MP for Nottingham
- In office 1690 – 3 November 1695

Personal details
- Born: 15 June 1636 Owthorpe, Nottinghamshire, England
- Died: 3 November 1695 (aged 59)
- Party: Whig
- Spouse: Isabella Boteler
- Children: Julius Hutchinson (b. ca. 1665 – d. 1730) Catherine Hutchinson Norton Hutchinson Elizabeth Hutchinson (b. ca. 1668 – d. 10 March 1734)
- Parent(s): Sir Thomas Hutchinson Lady Catherine Stanhope
- Alma mater: Brasenose, Oxford
- Occupation: Politician
- Known for: Advocacy for the East India trade, religious minorities, and government expenditure
- Committees: Commissioner of Public Accounts (1694–1695)

= Charles Hutchinson (Nottingham MP) =

English Member of Parliament, served under King William III

Charles Hutchinson (15 June 1636 – 3 November 1695) was an English politician and Member of Parliament (MP) for Nottingham from 1690 until his death in 1695. A prominent member of the Whig party, he served under King William III and was known for his roles in financial governance and legislative activism.

== Early life and family background ==

Charles Hutchinson was baptized on 15 June 1636 in Owthorpe, Nottinghamshire.

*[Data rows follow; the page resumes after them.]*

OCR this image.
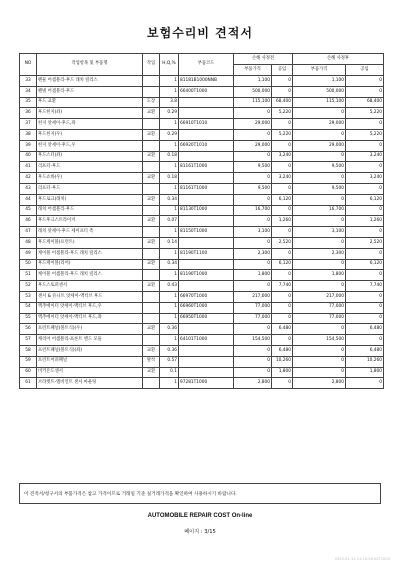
보험수리비 견적서
NO	작업항목 및 부품명	작업	H,Q,%	부품코드	손해 사정전		손해 사정후	
					부품가격	공임	부품가격	공임
33	펜듈 어셈블리-후드 래치 릴리스		1	81181B1000NNB	1,100	0	1,100	0
34	핸넬 어셈블리-후드		1	66400T1000	500,000	0	500,000	0
35	후드 교환	도장	3.8		115,100	68,400	115,100	68,400
36	후드힌지(좌)	교환	0.29		0	5,220	0	5,220
37	힌지 앗세이-후드,좌		1	66910T1010	29,000	0	29,000	0
38	후드힌지(우)	교환	0.29		0	5,220	0	5,220
39	힌지 앗세이-후드,우		1	66920T1010	29,000	0	29,000	0
40	후드스터(좌)	교환	0.18		0	3,240	0	3,240
41	리프터-후드		1	81161T1000	9,500	0	9,500	0
42	후드쇼바(우)	교환	0.18		0	3,240	0	3,240
43	리프터-후드		1	81161T1000	9,500	0	9,500	0
44	후드로크(래치)	교환	0.34		0	6,120	0	6,120
45	래치 어셈블리-후드		1	81130T1000	16,700	0	16,700	0
46	후드후크스트라이커	교환	0.07		0	1,260	0	1,260
47	래치 앗세이-후드 세이프티 측		1	81150T1000	3,100	0	3,100	0
48	후드케이블(프런트)	교환	0.14		0	2,520	0	2,520
49	케이블 어셈블리-후드 래치 릴리스		1	81190T1100	2,300	0	2,300	0
50	후드케이블(리어)	교환	0.34		0	6,120	0	6,120
51	케이블 어셈블리-후드 래치 릴리스		1	81190T1000	1,800	0	1,800	0
52	후드스토퍼센서	교환	0.43		0	7,740	0	7,740
53	센서 & 유니트 앗세이-액티브 후드		1	66970T1000	217,000	0	217,000	0
54	액추에이터 앗세이-액티브 후드,우		1	66960T1000	77,000	0	77,000	0
55	액추에이터 앗세이-액티브 후드,좌		1	66950T1000	77,000	0	77,000	0
56	프런트패널(볼트식)(우)	교환	0.36		0	6,480	0	6,480
57	캐리어 어셈블리-프론트 엔드 모듈		1	64101T1000	154,500	0	154,500	0
58	프런트패널(볼트식)(좌)	교환	0.36		0	6,480	0	6,480
59	프런트어퍼패널	탈착	0.57		0	10,260	0	10,260
60	비키온도센서	교환	0.1		0	1,800	0	1,800
61	브라켓트-앰비언트 센서 마운팅		1	97281T1000	2,800	0	2,800	0
이 견적서/청구서의 부품가격은 참고 가격이므로 거래일 기준 실거래가격을 확인하여 사용하시기 바랍니다.
AUTOMOBILE REPAIR COST On-line
페이지 : 3/15
2023-01-13 11:10:58 KST2003
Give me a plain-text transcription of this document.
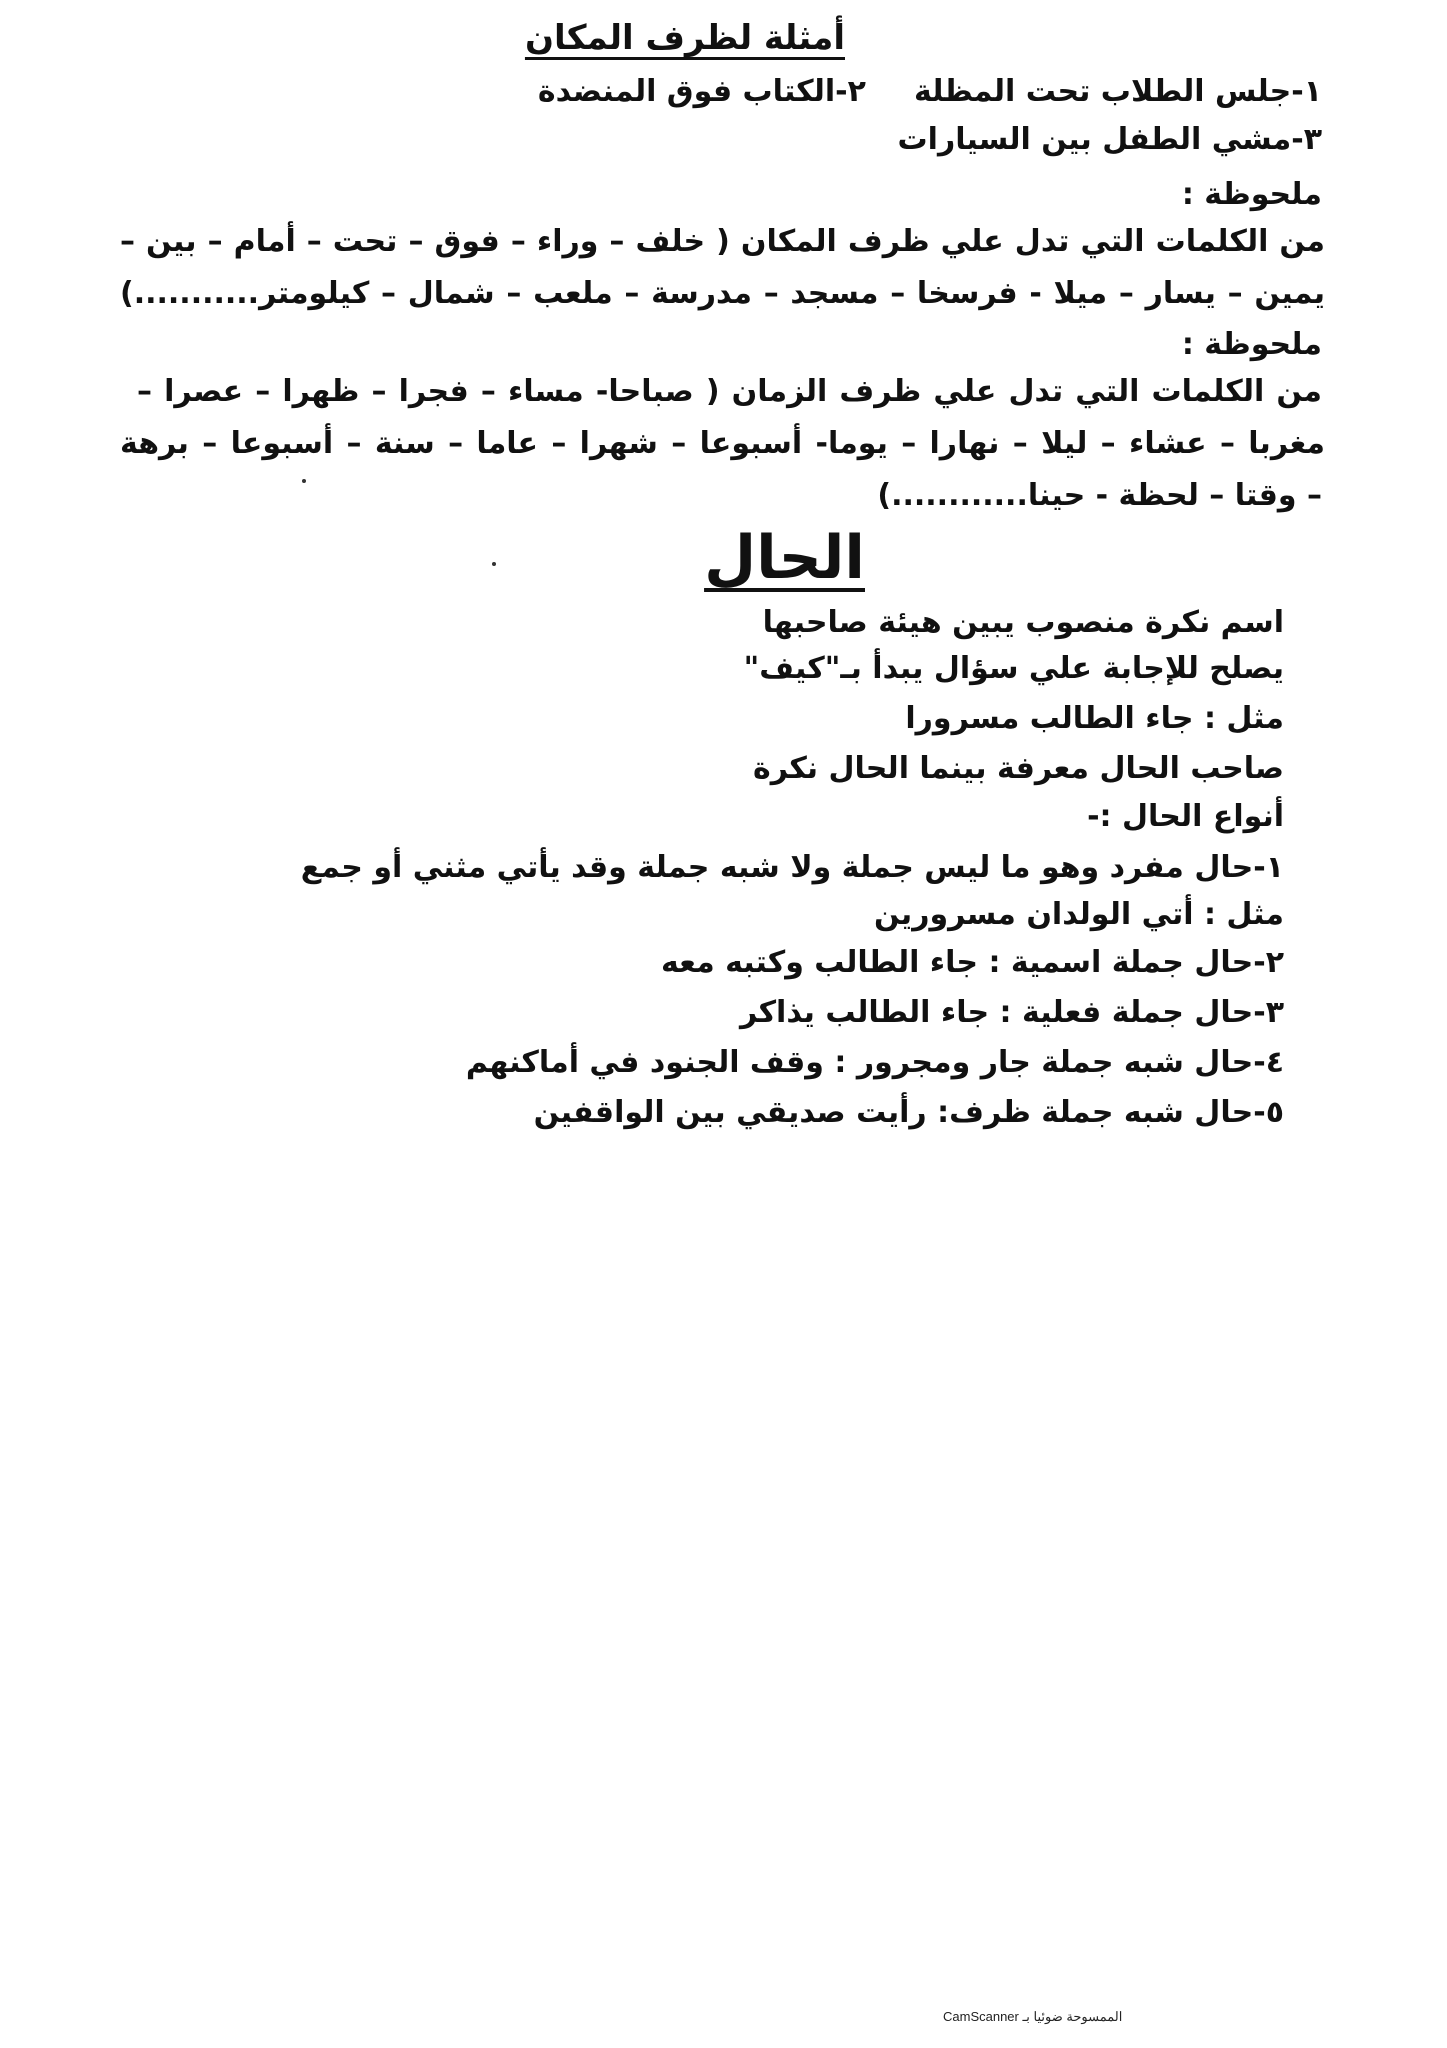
أمثلة لظرف المكان
١-جلس الطلاب تحت المظلة٢-الكتاب فوق المنضدة
٣-مشي الطفل بين السيارات
ملحوظة :
من الكلمات التي تدل علي ظرف المكان ( خلف – وراء – فوق – تحت – أمام – بين –
يمين – يسار – ميلا - فرسخا – مسجد – مدرسة – ملعب – شمال – كيلومتر...........)
ملحوظة :
من الكلمات التي تدل علي ظرف الزمان ( صباحا- مساء – فجرا – ظهرا – عصرا –
مغربا – عشاء – ليلا – نهارا – يوما- أسبوعا – شهرا – عاما – سنة – أسبوعا – برهة
– وقتا – لحظة - حينا............)
الحال
اسم نكرة منصوب يبين هيئة صاحبها
يصلح للإجابة علي سؤال يبدأ بـ"كيف"
مثل : جاء الطالب مسرورا
صاحب الحال معرفة بينما الحال نكرة
أنواع الحال :-
١-حال مفرد وهو ما ليس جملة ولا شبه جملة وقد يأتي مثني أو جمع
مثل : أتي الولدان مسرورين
٢-حال جملة اسمية : جاء الطالب وكتبه معه
٣-حال جملة فعلية : جاء الطالب يذاكر
٤-حال شبه جملة جار ومجرور : وقف الجنود في أماكنهم
٥-حال شبه جملة ظرف: رأيت صديقي بين الواقفين
الممسوحة ضوئيا بـ CamScanner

He was the third son of Sir Thomas Hutchinson and his second wife, Lady Catherine Stanhope. Lady Catherine was a daughter of Sir John Stanhope and half-sister to Philip Stanhope, 1st Earl of Chesterfield. The Hutchinson family were a minor but established branch of an ancient Yorkshire lineage that had relocated to Owthorpe, Nottinghamshire, around the turn of the 15th century. Hutchinson received his education at Brasenose College, Oxford in 1653.

== Political career ==

Hutchinson's political career was inaugurated under challenging circumstances during the Exclusion Crisis. He was indicted and fined 200 marks for riotous conduct at the Nottingham mayoral election of 1682. However, he recovered from this setback, being appointed as a Justice of the Peace (j.p.) and a Commissioner for recusancy fines in Nottinghamshire, Derbyshire, and Lincolnshire in March 1688.

During the regime change from James II to William of Orange, Hutchinson adopted a supportive but non-combatant role. He supplied weapons and horses to the forces commanded by the Earl of Devonshire, William Cavendish.

In 1690, he was elected as MP for Nottingham, a position he held until his death on 3 November 1695. During his parliamentary tenure, he was deeply involved in debates over the East India trade, legislation concerning religious minorities, and government expenditure. He was appointed a Commissioner of Public Accounts in 1694, serving until his death in 1695.

== Marriage and family ==
Hutchinson married Isabella Boteler, daughter of Sir Francis Boteler. They had several children, only a few of whom survived to adulthood.

== Offices held ==

- Commissioner for recusancy fines, Notts., Derbys., Lincs. (1688)
- Guardian, Plumptre Hosp. (1693–d.)
- Commissioner of Public Accounts (1694–1695)

== Death and legacy ==
Charles Hutchinson died unexpectedly on 3 November 1695. His contributions to financial governance and legislative activism were noted in his lifetime and documented in subsequent historical accounts.